Latency and memory: the practical cost
| Metric | Gemma 4 E2B |
|---|---|
| Memory (MPS, bfloat16) | 9.8 GB |
| Short input TTFT | 122ms |
| Medium input TTFT | 111ms |
| Long input TTFT | 2,482ms |
| Avg tokens/sec (short) | 18.9 |
| Avg tokens/sec (medium) | 17.9 |
| Avg latency (short) | 1,429ms |
| Avg latency (medium) | 14,294ms |
~19 tokens/sec on Apple MPS for short and medium contexts. TTFT under 130ms on short prompts is quick enough for interactive chat. Memory at 9.8 GB fits on any 16GB+ Mac — though note this is higher than E4B (8.2 GB), likely a transformers loading quirk with the E2B checkpoint format rather than a real architectural difference.
A note on methodology: another evaluator bug
Function calling crashed on the first run with TypeError: unhashable type: 'dict'. E2B returned a JSON where the "tool" field was a nested dict instead of a string. The hallucination check used Python set membership — dicts aren't hashable, so the entire suite crashed before producing any scores.
The fix: treat any non-string tool value as a hallucination rather than trying to look it up. This is the second small-model evaluator bug in two months. The pattern: small models produce structurally different outputs than large models. Evaluators built for 12B+ models silently fail on smaller siblings, and the failures look like model incompetence rather than test harness bugs.
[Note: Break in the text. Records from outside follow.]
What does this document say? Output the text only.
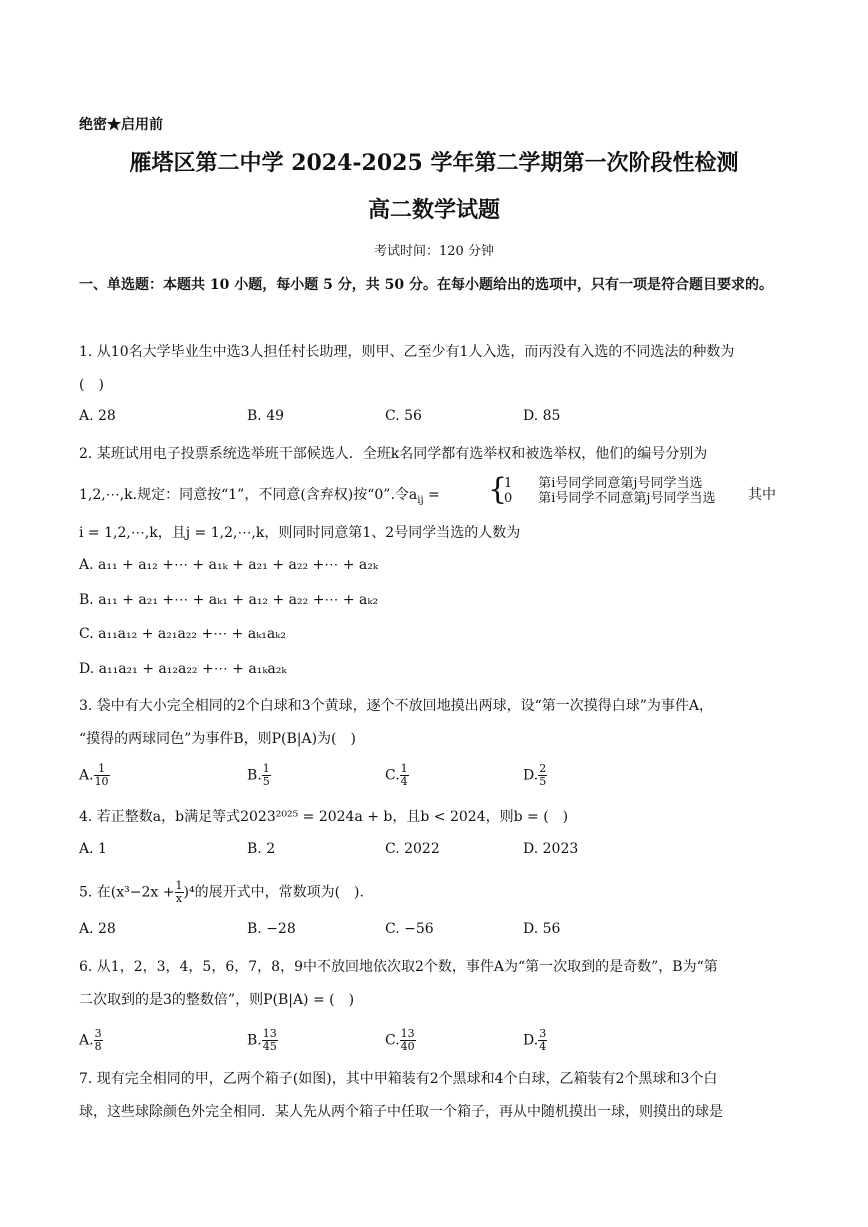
绝密★启用前
雁塔区第二中学 2024-2025 学年第二学期第一次阶段性检测
高二数学试题
考试时间：120 分钟
一、单选题：本题共 10 小题，每小题 5 分，共 50 分。在每小题给出的选项中，只有一项是符合题目要求的。
1. 从10名大学毕业生中选3人担任村长助理，则甲、乙至少有1人入选，而丙没有入选的不同选法的种数为
(　)
A. 28	B. 49	C. 56	D. 85
2. 某班试用电子投票系统选举班干部候选人．全班k名同学都有选举权和被选举权，他们的编号分别为
1,2,⋯,k.规定：同意按“1”，不同意(含弃权)按“0”.令$a_{ij}$ = {
1　　第i号同学同意第j号同学当选
0　　第i号同学不同意第j号同学当选 其中
i = 1,2,⋯,k，且j = 1,2,⋯,k，则同时同意第1、2号同学当选的人数为
A. a₁₁ + a₁₂ +⋯ + a₁ₖ + a₂₁ + a₂₂ +⋯ + a₂ₖ
B. a₁₁ + a₂₁ +⋯ + aₖ₁ + a₁₂ + a₂₂ +⋯ + aₖ₂
C. a₁₁a₁₂ + a₂₁a₂₂ +⋯ + aₖ₁aₖ₂
D. a₁₁a₂₁ + a₁₂a₂₂ +⋯ + a₁ₖa₂ₖ
3. 袋中有大小完全相同的2个白球和3个黄球，逐个不放回地摸出两球，设“第一次摸得白球”为事件A，
“摸得的两球同色”为事件B，则P(B|A)为(　)
A. $\frac{1}{10}$	B. $\frac{1}{5}$	C. $\frac{1}{4}$	D. $\frac{2}{5}$
4. 若正整数a，b满足等式2023²⁰²⁵ = 2024a + b，且b < 2024，则b = (　)
A. 1	B. 2	C. 2022	D. 2023
5. 在$(x^3-2x + \frac{1}{x} )^4$的展开式中，常数项为(　).
A. 28	B. −28	C. −56	D. 56
6. 从1，2，3，4，5，6，7，8，9中不放回地依次取2个数，事件A为“第一次取到的是奇数”，B为“第
二次取到的是3的整数倍”，则P(B|A) = (　)
A. $\frac{3}{8}$	B. $\frac{13}{45}$	C. $\frac{13}{40}$	D. $\frac{3}{4}$
7. 现有完全相同的甲，乙两个箱子(如图)，其中甲箱装有2个黑球和4个白球，乙箱装有2个黑球和3个白
球，这些球除颜色外完全相同．某人先从两个箱子中任取一个箱子，再从中随机摸出一球，则摸出的球是
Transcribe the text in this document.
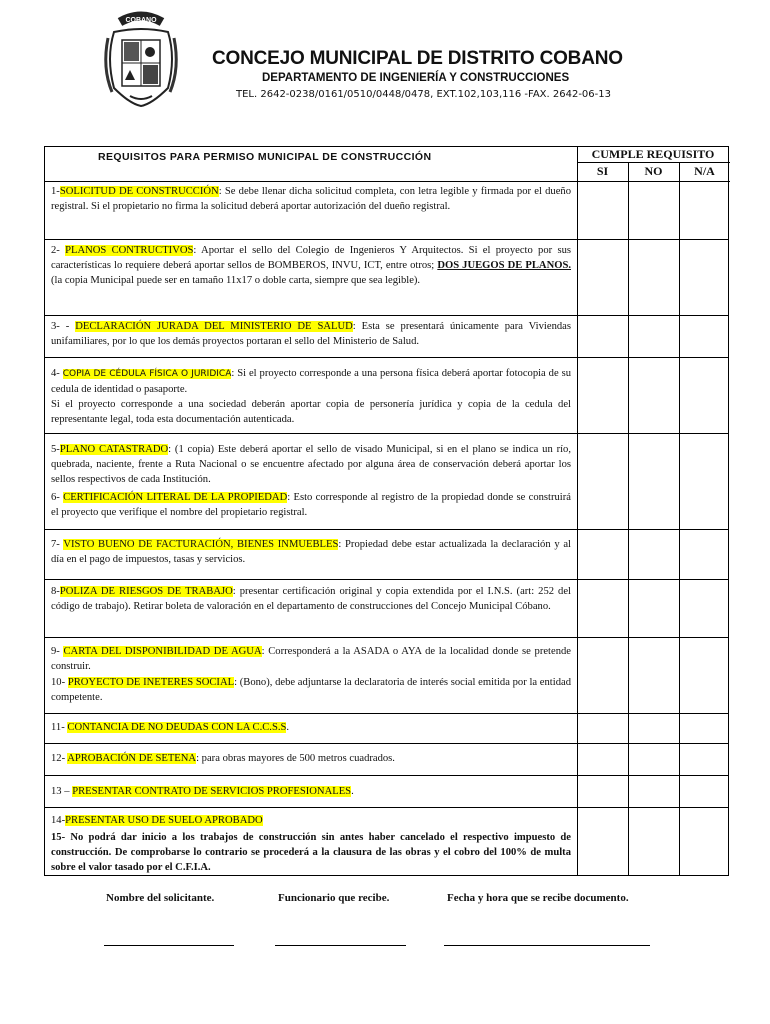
COBANO
CONCEJO MUNICIPAL DE DISTRITO COBANO
DEPARTAMENTO DE INGENIERÍA Y CONSTRUCCIONES
TEL. 2642-0238/0161/0510/0448/0478, EXT.102,103,116 -FAX. 2642-06-13
REQUISITOS PARA PERMISO MUNICIPAL DE CONSTRUCCIÓN	CUMPLE REQUISITO
SI	NO	N/A
1-SOLICITUD DE CONSTRUCCIÓN: Se debe llenar dicha solicitud completa, con letra legible y firmada por el dueño registral. Si el propietario no firma la solicitud deberá aportar autorización del dueño registral.
2- PLANOS CONTRUCTIVOS: Aportar el sello del Colegio de Ingenieros Y Arquitectos. Si el proyecto por sus características lo requiere deberá aportar sellos de BOMBEROS, INVU, ICT, entre otros; DOS JUEGOS DE PLANOS. (la copia Municipal puede ser en tamaño 11x17 o doble carta, siempre que sea legible).
3- - DECLARACIÓN JURADA DEL MINISTERIO DE SALUD: Esta se presentará únicamente para Viviendas unifamiliares, por lo que los demás proyectos portaran el sello del Ministerio de Salud.
4- COPIA DE CÉDULA FÍSICA O JURIDICA: Si el proyecto corresponde a una persona física deberá aportar fotocopia de su cedula de identidad o pasaporte.
Si el proyecto corresponde a una sociedad deberán aportar copia de personería jurídica y copia de la cedula del representante legal, toda esta documentación autenticada.
5-PLANO CATASTRADO: (1 copia) Este deberá aportar el sello de visado Municipal, si en el plano se indica un río, quebrada, naciente, frente a Ruta Nacional o se encuentre afectado por alguna área de conservación deberá aportar los sellos respectivos de cada Institución.
6- CERTIFICACIÓN LITERAL DE LA PROPIEDAD: Esto corresponde al registro de la propiedad donde se construirá el proyecto que verifique el nombre del propietario registral.
7- VISTO BUENO DE FACTURACIÓN, BIENES INMUEBLES: Propiedad debe estar actualizada la declaración y al día en el pago de impuestos, tasas y servicios.
8-POLIZA DE RIESGOS DE TRABAJO: presentar certificación original y copia extendida por el I.N.S. (art: 252 del código de trabajo). Retirar boleta de valoración en el departamento de construcciones del Concejo Municipal Cóbano.
9- CARTA DEL DISPONIBILIDAD DE AGUA: Corresponderá a la ASADA o AYA de la localidad donde se pretende construir.
10- PROYECTO DE INETERES SOCIAL: (Bono), debe adjuntarse la declaratoria de interés social emitida por la entidad competente.
11- CONTANCIA DE NO DEUDAS CON LA C.C.S.S.
12- APROBACIÓN DE SETENA: para obras mayores de 500 metros cuadrados.
13 – PRESENTAR CONTRATO DE SERVICIOS PROFESIONALES.
14-PRESENTAR USO DE SUELO APROBADO
15- No podrá dar inicio a los trabajos de construcción sin antes haber cancelado el respectivo impuesto de construcción. De comprobarse lo contrario se procederá a la clausura de las obras y el cobro del 100% de multa sobre el valor tasado por el C.F.I.A.
Nombre del solicitante.	Funcionario que recibe.	Fecha y hora que se recibe documento.
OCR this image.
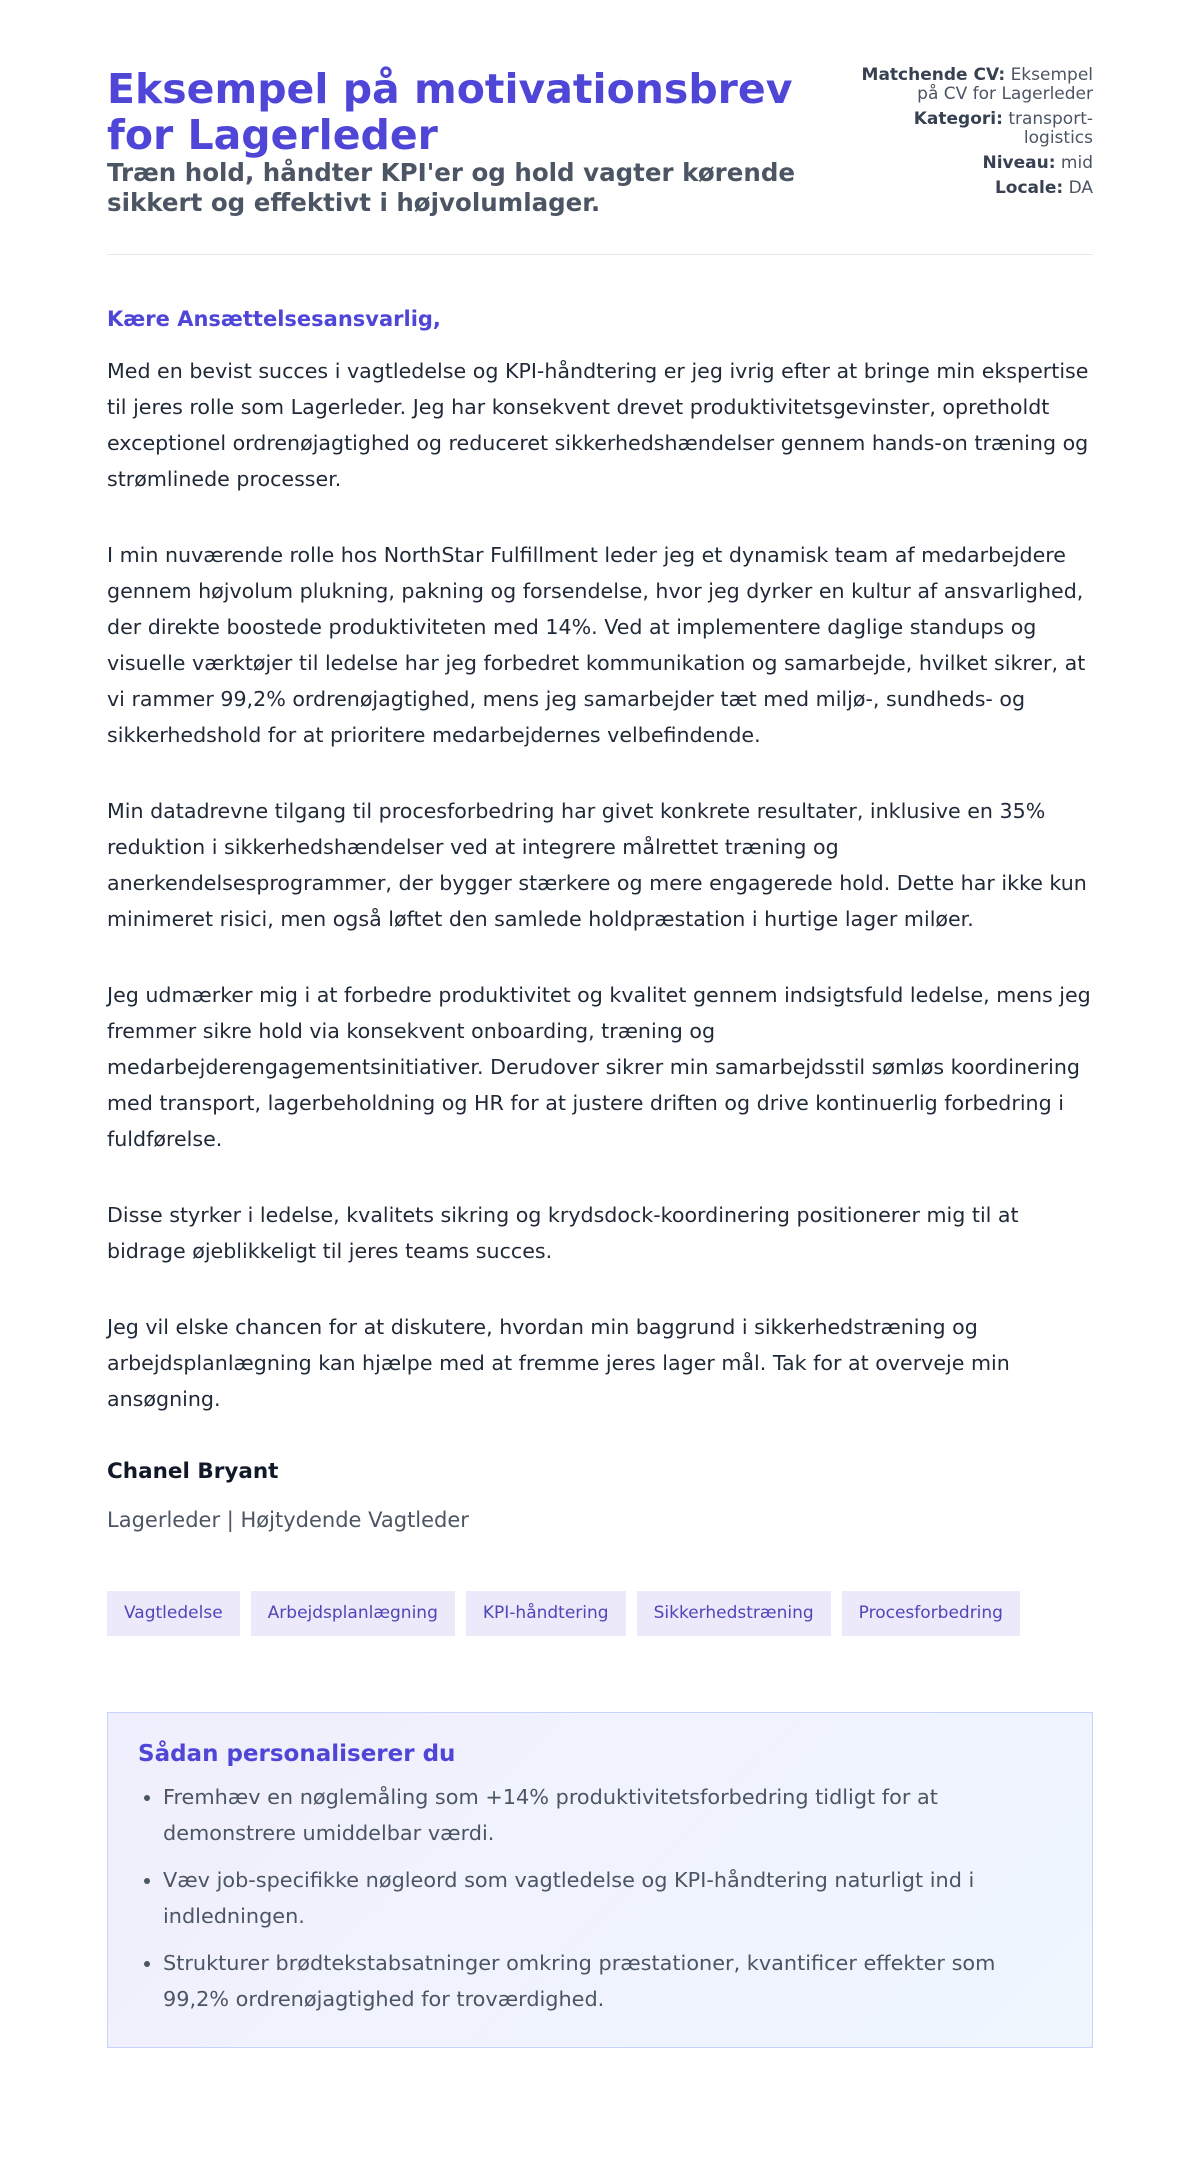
Eksempel på motivationsbrev for Lagerleder
Træn hold, håndter KPI'er og hold vagter kørende sikkert og effektivt i højvolumlager.
Matchende CV: Eksempel på CV for Lagerleder
Kategori: transport-logistics
Niveau: mid
Locale: DA
Kære Ansættelsesansvarlig,

Med en bevist succes i vagtledelse og KPI-håndtering er jeg ivrig efter at bringe min ekspertise til jeres rolle som Lagerleder. Jeg har konsekvent drevet produktivitetsgevinster, opretholdt exceptionel ordrenøjagtighed og reduceret sikkerhedshændelser gennem hands-on træning og strømlinede processer.

I min nuværende rolle hos NorthStar Fulfillment leder jeg et dynamisk team af medarbejdere gennem højvolum plukning, pakning og forsendelse, hvor jeg dyrker en kultur af ansvarlighed, der direkte boostede produktiviteten med 14%. Ved at implementere daglige standups og visuelle værktøjer til ledelse har jeg forbedret kommunikation og samarbejde, hvilket sikrer, at vi rammer 99,2% ordrenøjagtighed, mens jeg samarbejder tæt med miljø-, sundheds- og sikkerhedshold for at prioritere medarbejdernes velbefindende.

Min datadrevne tilgang til procesforbedring har givet konkrete resultater, inklusive en 35% reduktion i sikkerhedshændelser ved at integrere målrettet træning og anerkendelsesprogrammer, der bygger stærkere og mere engagerede hold. Dette har ikke kun minimeret risici, men også løftet den samlede holdpræstation i hurtige lager miløer.

Jeg udmærker mig i at forbedre produktivitet og kvalitet gennem indsigtsfuld ledelse, mens jeg fremmer sikre hold via konsekvent onboarding, træning og medarbejderengagementsinitiativer. Derudover sikrer min samarbejdsstil sømløs koordinering med transport, lagerbeholdning og HR for at justere driften og drive kontinuerlig forbedring i fuldførelse.

Disse styrker i ledelse, kvalitets sikring og krydsdock-koordinering positionerer mig til at bidrage øjeblikkeligt til jeres teams succes.

Jeg vil elske chancen for at diskutere, hvordan min baggrund i sikkerhedstræning og arbejdsplanlægning kan hjælpe med at fremme jeres lager mål. Tak for at overveje min ansøgning.

Chanel Bryant
Lagerleder | Højtydende Vagtleder
Vagtledelse	Arbejdsplanlægning	KPI-håndtering	Sikkerhedstræning	Procesforbedring
Sådan personaliserer du
• Fremhæv en nøglemåling som +14% produktivitetsforbedring tidligt for at demonstrere umiddelbar værdi.
• Væv job-specifikke nøgleord som vagtledelse og KPI-håndtering naturligt ind i indledningen.
• Strukturer brødtekstabsatninger omkring præstationer, kvantificer effekter som 99,2% ordrenøjagtighed for troværdighed.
If your benchmark wasn't tested against the actual output format of every model in your matrix, your scores are probably wrong somewhere.
When to use each model
- Gemma 4 E2B — edge deployment, multi-turn agents, memory-constrained apps, offline inference
- Gemma 4 E4B — single-turn enterprise tasks (classification, RAG, summarization)
- Gemma 3 12B — function calling and extraction when you need maximum accuracy
- Gemma 3 4B — code generation (100% Python) with decent multi-turn
- Gemma 2 2B — superseded by E2B at the same memory budget
Open questions
How does E2B compare against Phi-3 mini, Llama 3.2 1B, and Qwen 2.5 1.5B at similar parameter counts?
Why does E2B beat E4B on multi-turn (70% vs 0%) when they share the same architecture family?
Can quantization take E2B down to 2–3 GB without destroying the multi-turn advantage?